Noisette of Venison with Grand-Veneur SauceJune 17, 2014 • By Great Chefs
Noisette of Venison with Grand-Veneur Sauce
By Great Chefs June 17, 2014
The rich flavors in this dish take time to develop. The venison is marinated in the refrigerator for four days before it is sliced and sauteed. The Grand-Veneur Sauce served with the venison is reduced, and reduced again, and again, and yet again, gathering flavor at every step. When the venison medallions arrive at the table with their sauce and interesting confit chestnut garnish, the flavor is concentrated in every bite.
- Venison and Marinade
- Venison - 1 boneless loin, about 2 pounds
- Red Wine - 1 pint
- Olive Oil - 2 tablespoons
- Pinch of thyme
- Pinch of rosemary
- Pinch of garlic
- Bay Leaf - 1
- Juniper Berries - pinch
- Sauce Grand-Veneur
- Venison bones and trimmings - 4 pounds
- Olive Oil - 2 tablespoons
- Clarified Butter - 2 tablespoons
- Carrot - 1, diced
- Onion - 1, diced
- Celery - 1 stalk, diced
- Crushed black peppercorns to taste
- Red Wine Vinegar - 1 pint
- Burgundy - 2 pints
- Veal Demi-Glace - 3 quarts
- Confit Chestnut
- Chestnuts - 2 pounds, fresh
- Tinned Duck Fat - 1 pound
- Clarified Butter - 2 ounces
- Red Currant Jelly - 1 tablespoon
- Butter - 1 tablespoon, fresh
- Salt and freshly ground pepper to taste
To marinate the venison: combine the ingredients in a non-aluminum container, making sure the venison is covered. (Optionally, put the venison and marinade ingredients in a heavy plastic zippered bag, press out the air, and seal.) Marinate 4 days in the refrigerator.

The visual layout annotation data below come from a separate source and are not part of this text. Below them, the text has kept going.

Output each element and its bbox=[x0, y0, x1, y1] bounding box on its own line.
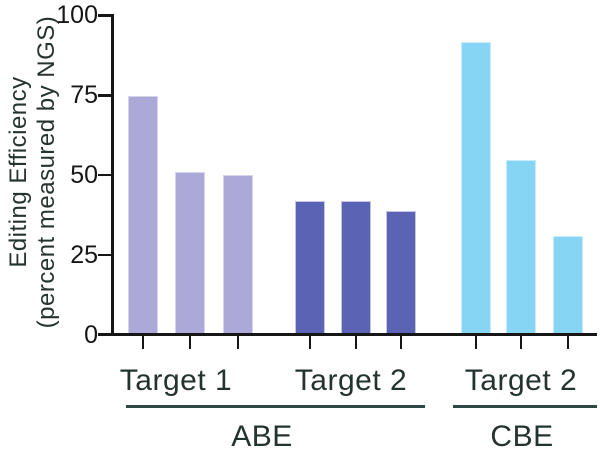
y-axis-tick-label: 25 bbox=[70, 240, 98, 269]
bar-cbe-target2-3 bbox=[553, 236, 583, 335]
bar-abe-target2-1 bbox=[295, 201, 325, 335]
bar-cbe-target2-1 bbox=[461, 42, 491, 335]
bar-abe-target1-3 bbox=[223, 175, 253, 335]
x-axis-line bbox=[111, 333, 597, 336]
x-axis-tick bbox=[236, 336, 240, 349]
x-axis-tick bbox=[399, 336, 403, 349]
target-group-label: Target 2 bbox=[464, 364, 578, 397]
target-group-label: Target 1 bbox=[119, 364, 233, 397]
bar-abe-target1-1 bbox=[128, 96, 158, 335]
y-axis-line bbox=[111, 14, 114, 336]
bar-abe-target1-2 bbox=[175, 172, 205, 335]
editor-group-underline-abe bbox=[126, 405, 425, 408]
y-axis-tick-label: 75 bbox=[70, 81, 98, 110]
x-axis-tick bbox=[308, 336, 312, 349]
x-axis-tick bbox=[188, 336, 192, 349]
y-axis-tick bbox=[98, 94, 111, 97]
y-axis-tick bbox=[98, 333, 111, 336]
y-axis-tick-label: 100 bbox=[56, 1, 98, 30]
editor-group-label-abe: ABE bbox=[231, 420, 293, 453]
editor-group-underline-cbe bbox=[453, 405, 597, 408]
y-axis-tick bbox=[98, 14, 111, 17]
y-axis-title-line1: Editing Efficiency bbox=[5, 76, 32, 268]
editor-group-label-cbe: CBE bbox=[490, 420, 554, 453]
y-axis-tick bbox=[98, 253, 111, 256]
y-axis-tick bbox=[98, 173, 111, 177]
x-axis-tick bbox=[566, 336, 570, 349]
bar-abe-target2-3 bbox=[386, 211, 416, 335]
x-axis-tick bbox=[474, 336, 478, 349]
y-axis-tick-label: 50 bbox=[70, 161, 98, 189]
y-axis-tick-label: 0 bbox=[84, 320, 98, 349]
x-axis-tick bbox=[141, 336, 145, 349]
target-group-label: Target 2 bbox=[294, 364, 408, 397]
bar-abe-target2-2 bbox=[341, 201, 371, 335]
bar-cbe-target2-2 bbox=[506, 160, 536, 335]
x-axis-tick bbox=[354, 336, 358, 349]
x-axis-tick bbox=[519, 336, 523, 349]
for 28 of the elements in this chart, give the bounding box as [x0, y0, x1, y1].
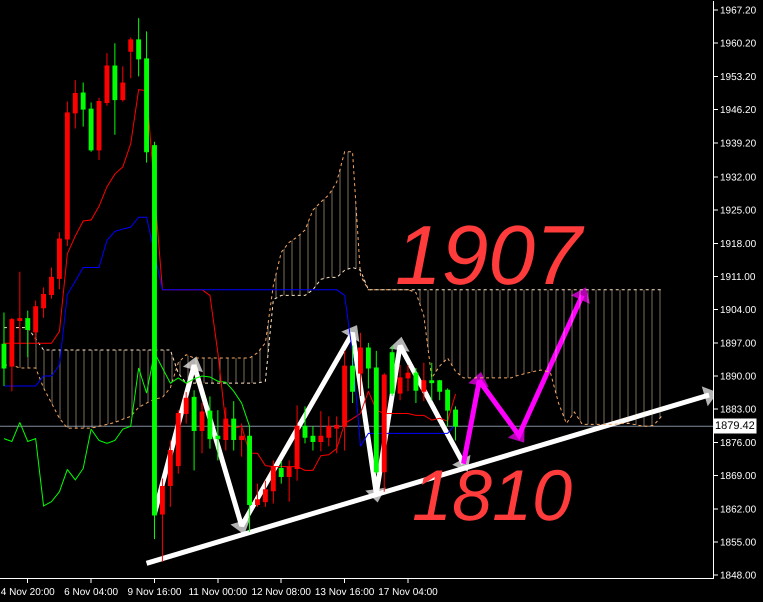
x-tick-label: 12 Nov 08:00 [251, 587, 312, 598]
y-tick-label: 1967.20 [720, 6, 757, 17]
x-tick-label: 17 Nov 04:00 [378, 587, 438, 598]
y-tick-label: 1869.00 [720, 471, 757, 482]
y-tick-label: 1890.00 [720, 372, 757, 383]
y-tick-label: 1862.00 [720, 504, 757, 516]
y-tick-label: 1918.00 [720, 238, 757, 250]
y-tick-label: 1953.20 [720, 72, 757, 83]
x-tick-label: 4 Nov 20:00 [0, 587, 56, 598]
annotation: 1810 [412, 456, 572, 536]
x-tick-label: 9 Nov 16:00 [128, 587, 182, 598]
y-tick-label: 1883.00 [720, 404, 757, 416]
x-tick-label: 13 Nov 16:00 [314, 587, 375, 598]
y-tick-label: 1932.00 [720, 172, 757, 184]
y-tick-label: 1946.20 [720, 105, 757, 116]
y-tick-label: 1939.20 [720, 138, 757, 150]
y-tick-label: 1848.00 [720, 570, 757, 582]
y-tick-label: 1960.20 [720, 38, 757, 50]
y-tick-label: 1925.00 [720, 206, 757, 217]
y-tick-label: 1911.00 [720, 272, 756, 283]
x-tick-label: 11 Nov 00:00 [188, 587, 248, 598]
ref-line-label: 1879.42 [715, 420, 755, 432]
y-tick-label: 1897.00 [720, 338, 757, 350]
y-tick-label: 1904.00 [720, 305, 757, 316]
y-tick-label: 1876.00 [720, 438, 757, 449]
y-tick-label: 1855.00 [720, 537, 757, 548]
annotation: 1907 [395, 208, 586, 302]
x-tick-label: 6 Nov 04:00 [64, 587, 119, 598]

To prepare the sauce: Brown the venison bones and trimmings in the oil and butter in a large stockpot, adding the vegetables part way through the process. Season with peppercorns to taste and add the wine vinegar and Burgundy. Simmer until reduced by three-fourths in volume. Add the demi-glace and bring to a boil, then reduce the heat and simmer 3 more hours. Strain through a fine-meshed sieve and set aside; keep warm.

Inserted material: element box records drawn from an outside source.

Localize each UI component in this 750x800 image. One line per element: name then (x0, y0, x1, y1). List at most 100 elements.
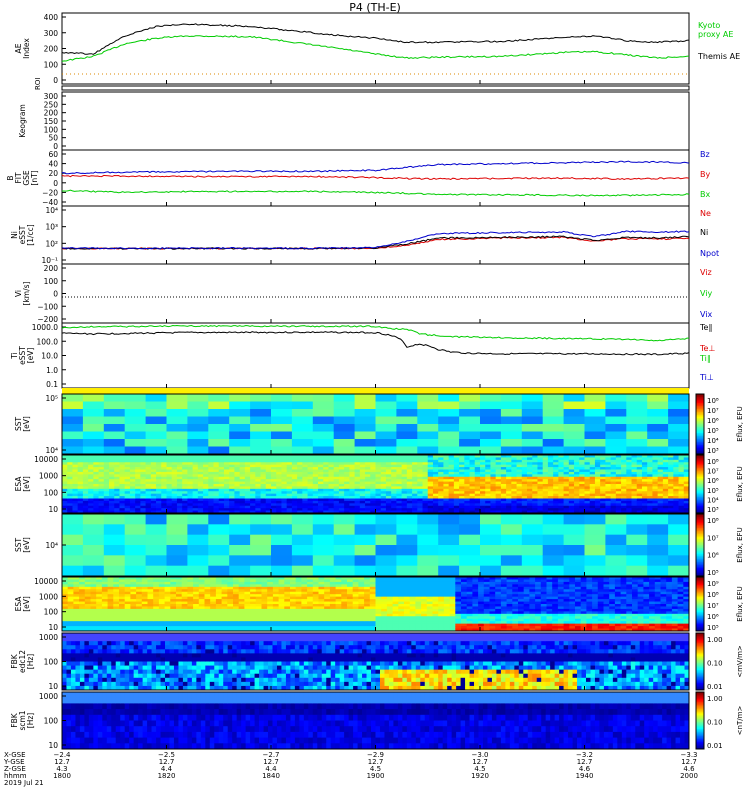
temperature-legend-1: Te⊥ (699, 344, 715, 353)
esa-i-cell (276, 508, 282, 511)
esa-i-cell (349, 481, 356, 485)
esa-i-cell (558, 467, 565, 470)
esa-i-cell (176, 481, 183, 485)
esa-i-cell (349, 469, 356, 473)
esa-i-cell (631, 503, 638, 507)
esa-i-cell (662, 508, 669, 511)
sst-e-cell (668, 545, 690, 556)
sst-i-cell (480, 409, 502, 417)
esa-e-cell (130, 584, 137, 588)
esa-i-cell (297, 464, 303, 468)
esa-i-cell (673, 481, 679, 485)
sst-e-cell (647, 555, 669, 567)
esa-e-cell (375, 623, 382, 627)
esa-i-cell (323, 510, 329, 514)
esa-i-cell (474, 508, 481, 511)
esa-i-cell (260, 486, 267, 490)
esa-i-cell (448, 505, 455, 509)
esa-i-cell (370, 467, 376, 470)
sst-i-cell (500, 409, 523, 417)
esa-e-cell (84, 584, 91, 588)
roi-panel-frame (61, 85, 690, 91)
esa-i-cell (443, 455, 450, 458)
esa-e-cell (255, 596, 262, 600)
esa-e-cell (307, 611, 314, 615)
esa-i-cell (641, 500, 648, 504)
esa-i-cell (568, 491, 575, 495)
esa-e-cell (210, 594, 217, 598)
esa-i-cell (600, 488, 606, 492)
sst-i-colorbar-cell (696, 413, 704, 416)
esa-e-cell (233, 601, 240, 605)
esa-i-cell (506, 459, 512, 463)
esa-i-cell (500, 498, 507, 502)
esa-i-cell (135, 500, 141, 504)
esa-i-cell (542, 508, 549, 511)
esa-e-cell (341, 621, 348, 625)
esa-e-cell (90, 584, 97, 588)
esa-i-cell (453, 455, 460, 458)
esa-i-cell (375, 491, 382, 495)
sst-e-cell (459, 545, 481, 556)
esa-i-cell (448, 496, 455, 499)
esa-e-cell (67, 621, 74, 625)
esa-e-cell (210, 589, 217, 593)
esa-i-cell (145, 484, 152, 487)
esa-i-cell (589, 455, 596, 458)
temperature-label-group: Ti eSST [eV] (10, 346, 35, 365)
esa-i-cell (432, 462, 439, 466)
esa-i-cell (302, 491, 308, 495)
esa-e-cell (284, 596, 291, 600)
esa-i-cell (119, 500, 126, 504)
esa-e-cell (170, 577, 177, 580)
esa-i-cell (145, 498, 152, 502)
esa-i-cell (406, 471, 413, 475)
esa-i-cell (485, 479, 491, 482)
esa-i-cell (375, 467, 382, 470)
esa-e-cell (210, 599, 217, 602)
esa-i-cell (218, 491, 225, 495)
esa-i-cell (140, 500, 147, 504)
esa-e-cell (284, 577, 291, 580)
esa-i-cell (427, 469, 434, 473)
esa-i-cell (176, 491, 183, 495)
esa-e-cell (153, 594, 160, 598)
esa-i-cell (380, 471, 387, 475)
esa-i-cell (532, 474, 538, 478)
esa-i-cell (213, 493, 220, 497)
esa-i-cell (553, 464, 559, 468)
esa-e-cell (347, 611, 354, 615)
esa-e-cell (312, 599, 319, 602)
esa-i-cell (370, 484, 376, 487)
esa-i-cell (396, 484, 403, 487)
esa-e-cell (62, 613, 69, 617)
esa-i-cell (255, 484, 261, 487)
esa-i-cell (98, 471, 105, 475)
esa-e-cell (301, 618, 308, 622)
sst-i-colorbar-cell (696, 437, 704, 440)
esa-i-cell (500, 496, 507, 499)
esa-e-cell (272, 626, 279, 629)
esa-i-cell (537, 474, 544, 478)
esa-i-cell (568, 474, 575, 478)
esa-i-cell (542, 486, 549, 490)
esa-i-cell (553, 493, 559, 497)
esa-i-cell (553, 508, 559, 511)
esa-i-cell (385, 488, 392, 492)
esa-i-cell (182, 479, 188, 482)
esa-i-cell (354, 476, 361, 480)
esa-e-cell (193, 599, 200, 602)
esa-e-cell (90, 589, 97, 593)
esa-e-cell (221, 594, 228, 598)
esa-i-cell (333, 457, 340, 461)
esa-e-cell (221, 608, 228, 612)
esa-e-cell (119, 577, 126, 580)
esa-i-cell (135, 459, 141, 463)
esa-e-cell (324, 601, 331, 605)
esa-i-cell (610, 503, 617, 507)
esa-i-cell (265, 462, 272, 466)
esa-i-cell (412, 455, 418, 458)
esa-e-cell (79, 608, 86, 612)
sst-i-cell (500, 431, 523, 440)
esa-i-cell (391, 469, 397, 473)
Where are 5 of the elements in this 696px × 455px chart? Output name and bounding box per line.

To prepare the confit: Make an X-shaped incision in the chestnut shells and boil in water for a few minutes, until the shells loosen. Remove from heat and peel off the shells and skin. Slowly cook the chestnuts in the duck fat until tender enough to be easily pierced with the tip of a knife. Set aside in the fat.

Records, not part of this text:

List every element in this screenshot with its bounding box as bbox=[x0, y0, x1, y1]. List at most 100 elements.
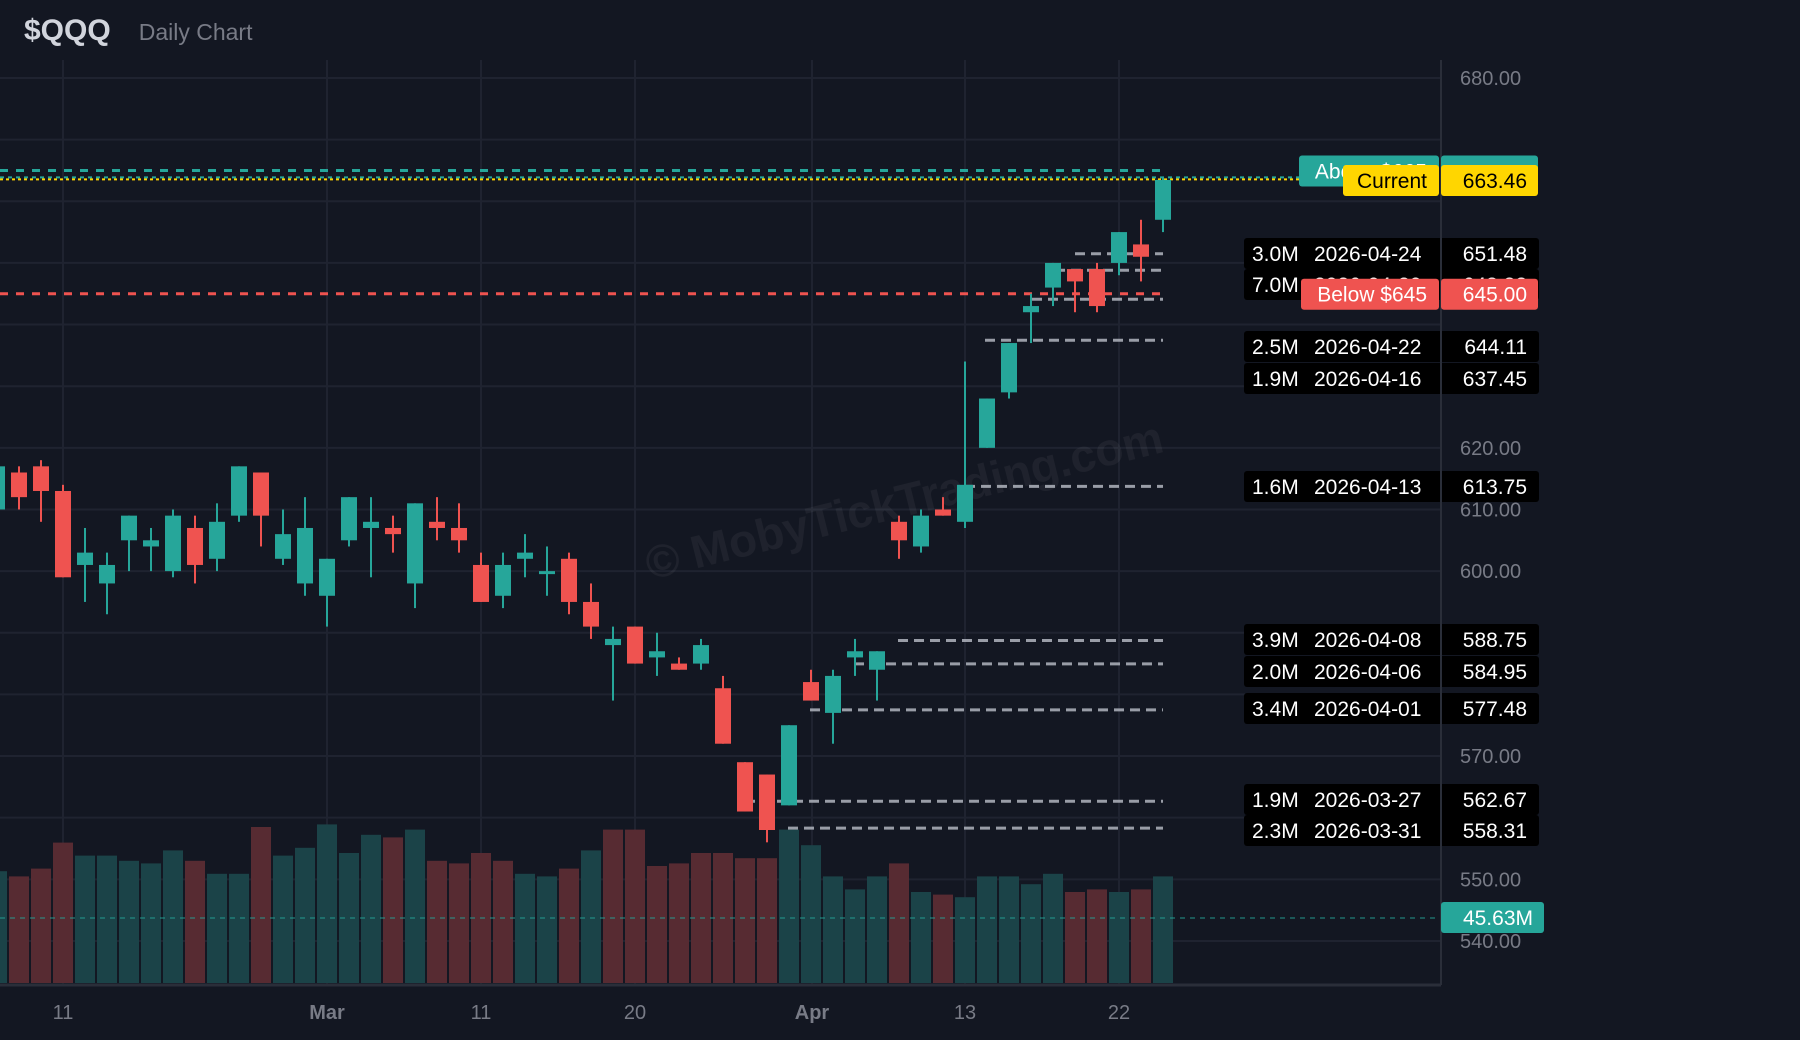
candle bbox=[561, 558, 577, 602]
candle bbox=[77, 552, 93, 565]
candle bbox=[1067, 269, 1083, 282]
candle bbox=[363, 521, 379, 528]
volume-bar bbox=[559, 868, 579, 983]
volume-bar bbox=[999, 876, 1019, 983]
candle bbox=[781, 725, 797, 806]
candle bbox=[825, 675, 841, 713]
candle bbox=[0, 466, 5, 510]
candle bbox=[1001, 343, 1017, 393]
svg-text:558.31: 558.31 bbox=[1463, 820, 1527, 843]
volume-bar bbox=[581, 850, 601, 983]
candle bbox=[737, 762, 753, 812]
svg-text:Below $645: Below $645 bbox=[1317, 284, 1427, 307]
volume-bar bbox=[1131, 889, 1151, 983]
volume-bar bbox=[845, 889, 865, 983]
chart-subtitle: Daily Chart bbox=[138, 19, 253, 45]
x-axis-tick: 22 bbox=[1108, 1002, 1130, 1024]
watermark: © MobyTickTrading.com bbox=[640, 411, 1168, 590]
volume-bar bbox=[647, 866, 667, 983]
watermark-text: © MobyTickTrading.com bbox=[640, 411, 1168, 590]
level-tag bbox=[1244, 363, 1539, 394]
volume-bar bbox=[1109, 892, 1129, 983]
x-axis-tick: 20 bbox=[624, 1002, 646, 1024]
svg-text:651.48: 651.48 bbox=[1463, 243, 1527, 266]
x-axis-tick: Mar bbox=[309, 1002, 345, 1024]
svg-text:584.95: 584.95 bbox=[1463, 661, 1527, 684]
svg-text:644.11: 644.11 bbox=[1464, 336, 1527, 359]
level-tag bbox=[1244, 238, 1539, 269]
volume-bar bbox=[449, 863, 469, 983]
chart-header: $QQQ Daily Chart bbox=[24, 14, 252, 54]
svg-text:637.45: 637.45 bbox=[1463, 368, 1527, 391]
candle bbox=[913, 515, 929, 547]
volume-bar bbox=[911, 892, 931, 983]
candle bbox=[1045, 262, 1061, 288]
candle bbox=[451, 527, 467, 541]
candle bbox=[209, 521, 225, 559]
price-tag bbox=[1441, 278, 1538, 310]
axes: 680.00 620.00 610.00 600.00 570.00 550.00 540.… bbox=[0, 60, 1521, 1024]
candle bbox=[407, 503, 423, 584]
candlesticks bbox=[0, 176, 1171, 843]
svg-text:2026-03-31: 2026-03-31 bbox=[1314, 820, 1421, 843]
level-tag bbox=[1244, 784, 1539, 815]
candle bbox=[187, 527, 203, 565]
svg-text:2.5M: 2.5M bbox=[1252, 336, 1299, 359]
svg-text:2.3M: 2.3M bbox=[1252, 820, 1299, 843]
volume-bar bbox=[273, 855, 293, 983]
volume-bar bbox=[1065, 892, 1085, 983]
volume-bar bbox=[625, 829, 645, 983]
candle bbox=[693, 645, 709, 664]
volume-bar bbox=[603, 829, 623, 983]
volume-bar bbox=[229, 873, 249, 983]
volume-bar bbox=[867, 876, 887, 983]
svg-text:562.67: 562.67 bbox=[1463, 789, 1527, 812]
svg-text:7.0M: 7.0M bbox=[1252, 274, 1299, 297]
volume-bar bbox=[31, 868, 51, 983]
y-axis-tick: 620.00 bbox=[1460, 438, 1521, 460]
volume-bar bbox=[493, 860, 513, 983]
candle bbox=[1155, 179, 1171, 220]
candle bbox=[649, 651, 665, 658]
svg-text:2026-04-13: 2026-04-13 bbox=[1314, 476, 1421, 499]
candle bbox=[319, 558, 335, 596]
level-tag bbox=[1244, 815, 1539, 846]
svg-text:3.0M: 3.0M bbox=[1252, 243, 1299, 266]
candle bbox=[869, 651, 885, 670]
svg-text:2026-04-24: 2026-04-24 bbox=[1314, 243, 1422, 266]
candle bbox=[1111, 232, 1127, 263]
x-axis-tick: 11 bbox=[471, 1002, 492, 1024]
volume-bar bbox=[383, 837, 403, 983]
candle bbox=[759, 774, 775, 831]
candle bbox=[671, 663, 687, 670]
volume-bar bbox=[823, 876, 843, 983]
candle bbox=[583, 601, 599, 627]
candle bbox=[429, 521, 445, 528]
candle bbox=[341, 497, 357, 541]
candle bbox=[165, 515, 181, 572]
svg-text:613.75: 613.75 bbox=[1463, 476, 1527, 499]
svg-text:588.75: 588.75 bbox=[1463, 629, 1527, 652]
volume-bar bbox=[757, 858, 777, 983]
volume-bar bbox=[207, 873, 227, 983]
y-axis-tick: 570.00 bbox=[1460, 746, 1521, 768]
candle bbox=[1023, 306, 1039, 313]
volume-bar bbox=[1043, 873, 1063, 983]
volume-bar bbox=[53, 842, 73, 983]
volume-bar bbox=[405, 829, 425, 983]
candle bbox=[605, 638, 621, 646]
level-tag bbox=[1244, 656, 1539, 687]
svg-text:2026-04-06: 2026-04-06 bbox=[1314, 661, 1421, 684]
candle bbox=[297, 527, 313, 584]
volume-bar bbox=[889, 863, 909, 983]
y-axis-tick: 550.00 bbox=[1460, 869, 1521, 891]
volume-bar bbox=[779, 829, 799, 983]
volume-bar bbox=[119, 860, 139, 983]
volume-bar bbox=[185, 860, 205, 983]
svg-text:577.48: 577.48 bbox=[1463, 698, 1527, 721]
candle bbox=[121, 515, 137, 541]
level-tag bbox=[1244, 331, 1539, 362]
price-tags: Above $665665.00663.88Current663.463.0M2… bbox=[1244, 155, 1544, 933]
candle bbox=[55, 490, 71, 578]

To finish the venison: Drain the venison, reserving one-half pint of the marinade. Slice the loin into 8 medallions, each about 1 inch thick. Season both sides of the medallions with salt and pepper. Heat the clarified butter in a saute pan to very hot. Place the medallions in the pan and cook 3 minutes on each side, to medium-rare. Remove from the pan; set aside and keep warm. Drain the fat from the saute pan and add the reserved marinade. Reduce by three-fourths. Add the prepared Sauce Grand-Veneur and reduce to desired consistency. Remove from heat and stir in the red currant jelly and butter, swirling the pan as the butter melts. Strain the sauce; keep warm.
To serve: Place two venison medallions on each warmed serving plate. Place confit chestnuts around the medalions. Spoon sauce over the medallions.